А при Вожде у меня х…кхм… кол стоял!

— Что с ними стало? — взволнованно спросила Софа.

А ты бы не волновался, если б про судьбу матери спрашивал?

Я вздохнул. На душе сделалось горько и мерзко. За всей этой фантастической кутерьмой с упырями я совсем забыл, что по сути, маму-то покинул. Она у меня, конечно, дама пробивная, но все равно. Сначала муж неведомо где пропал, а потом еще и сын с работы не вернулся. Готов поставить хату на то, что когда она заявила куда надо после моей пропажи, через некоторое время в квартиру пожаловал неприметный мужичок в штатском. И настоятельно порекомендовал поменьше возмущаться.

Маман у меня пробивная, это да. Но и благоразумная. Некоторых мужичков в штатском стоит послушать.

А я пока стоял перед фреской, смотрел в светлые глаза неведомой магички и тоже слушал. Катькину болтовню.

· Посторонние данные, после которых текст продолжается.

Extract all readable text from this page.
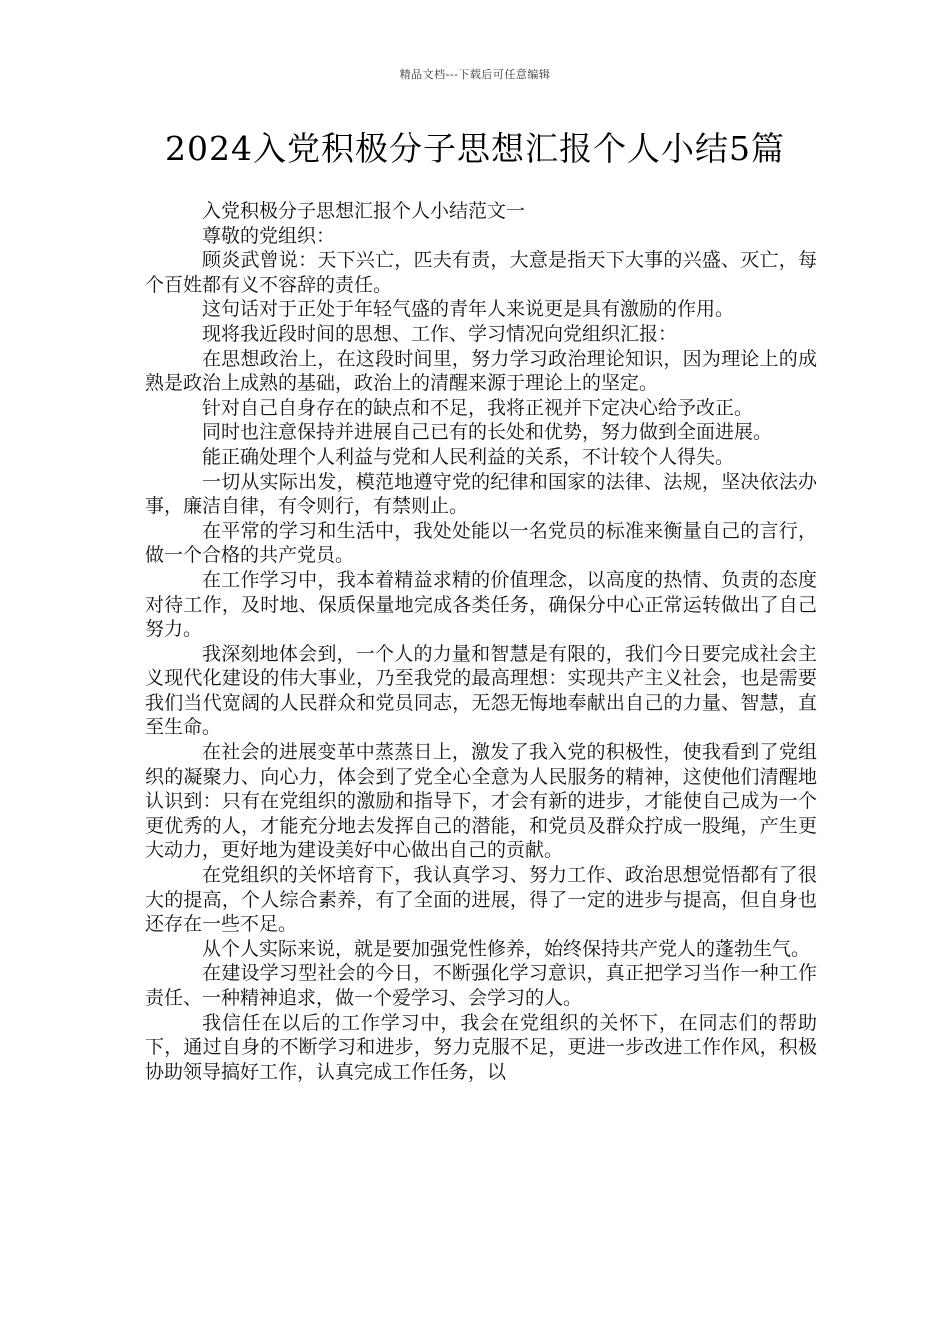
精品文档---下载后可任意编辑
2024入党积极分子思想汇报个人小结5篇

入党积极分子思想汇报个人小结范文一

尊敬的党组织：

顾炎武曾说：天下兴亡，匹夫有责，大意是指天下大事的兴盛、灭亡，每个百姓都有义不容辞的责任。

这句话对于正处于年轻气盛的青年人来说更是具有激励的作用。

现将我近段时间的思想、工作、学习情况向党组织汇报：

在思想政治上，在这段时间里，努力学习政治理论知识，因为理论上的成熟是政治上成熟的基础，政治上的清醒来源于理论上的坚定。

针对自己自身存在的缺点和不足，我将正视并下定决心给予改正。

同时也注意保持并进展自己已有的长处和优势，努力做到全面进展。

能正确处理个人利益与党和人民利益的关系，不计较个人得失。

一切从实际出发，模范地遵守党的纪律和国家的法律、法规，坚决依法办事，廉洁自律，有令则行，有禁则止。

在平常的学习和生活中，我处处能以一名党员的标准来衡量自己的言行，做一个合格的共产党员。

在工作学习中，我本着精益求精的价值理念，以高度的热情、负责的态度对待工作，及时地、保质保量地完成各类任务，确保分中心正常运转做出了自己努力。

我深刻地体会到，一个人的力量和智慧是有限的，我们今日要完成社会主义现代化建设的伟大事业，乃至我党的最高理想：实现共产主义社会，也是需要我们当代宽阔的人民群众和党员同志，无怨无悔地奉献出自己的力量、智慧，直至生命。

在社会的进展变革中蒸蒸日上，激发了我入党的积极性，使我看到了党组织的凝聚力、向心力，体会到了党全心全意为人民服务的精神，这使他们清醒地认识到：只有在党组织的激励和指导下，才会有新的进步，才能使自己成为一个更优秀的人，才能充分地去发挥自己的潜能，和党员及群众拧成一股绳，产生更大动力，更好地为建设美好中心做出自己的贡献。

在党组织的关怀培育下，我认真学习、努力工作、政治思想觉悟都有了很大的提高，个人综合素养，有了全面的进展，得了一定的进步与提高，但自身也还存在一些不足。

从个人实际来说，就是要加强党性修养，始终保持共产党人的蓬勃生气。

在建设学习型社会的今日，不断强化学习意识，真正把学习当作一种工作责任、一种精神追求，做一个爱学习、会学习的人。

我信任在以后的工作学习中，我会在党组织的关怀下，在同志们的帮助下，通过自身的不断学习和进步，努力克服不足，更进一步改进工作作风，积极协助领导搞好工作，认真完成工作任务，以
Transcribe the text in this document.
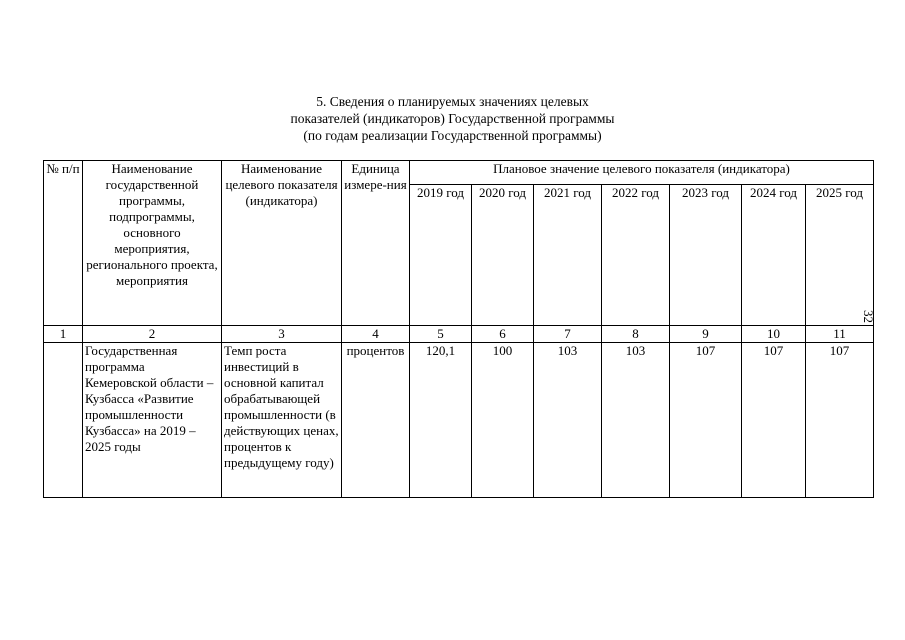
5. Сведения о планируемых значениях целевых
показателей (индикаторов) Государственной программы
(по годам реализации Государственной программы)
№ п/п	Наименование государственной программы, подпрограммы, основного мероприятия, регионального проекта, мероприятия	Наименование целевого показателя (индикатора)	Единица измере-ния	Плановое значение целевого показателя (индикатора)						
				2019 год	2020 год	2021 год	2022 год	2023 год	2024 год	2025 год
1	2	3	4	5	6	7	8	9	10	11
	Государственная программа Кемеровской области – Кузбасса «Развитие промышленности Кузбасса» на 2019 – 2025 годы	Темп роста инвестиций в основной капитал обрабатывающей промышленности (в действующих ценах, процентов к предыдущему году)	процентов	120,1	100	103	103	107	107	107
32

— Никто не знает, — отвечала она тем временем. Воины исчезли, а куда — можно только гадать. Одни говорят, что их убили, а тела замуровали в стену из заговоренного кирпича. Другие — что воины исчезли во время очищающего обряда, кто-то из послушников ошибся в чтении заклятия. Наконец, некоторые считают, что они и по сей день бьются с Вождем в главной палате его скорбной обители.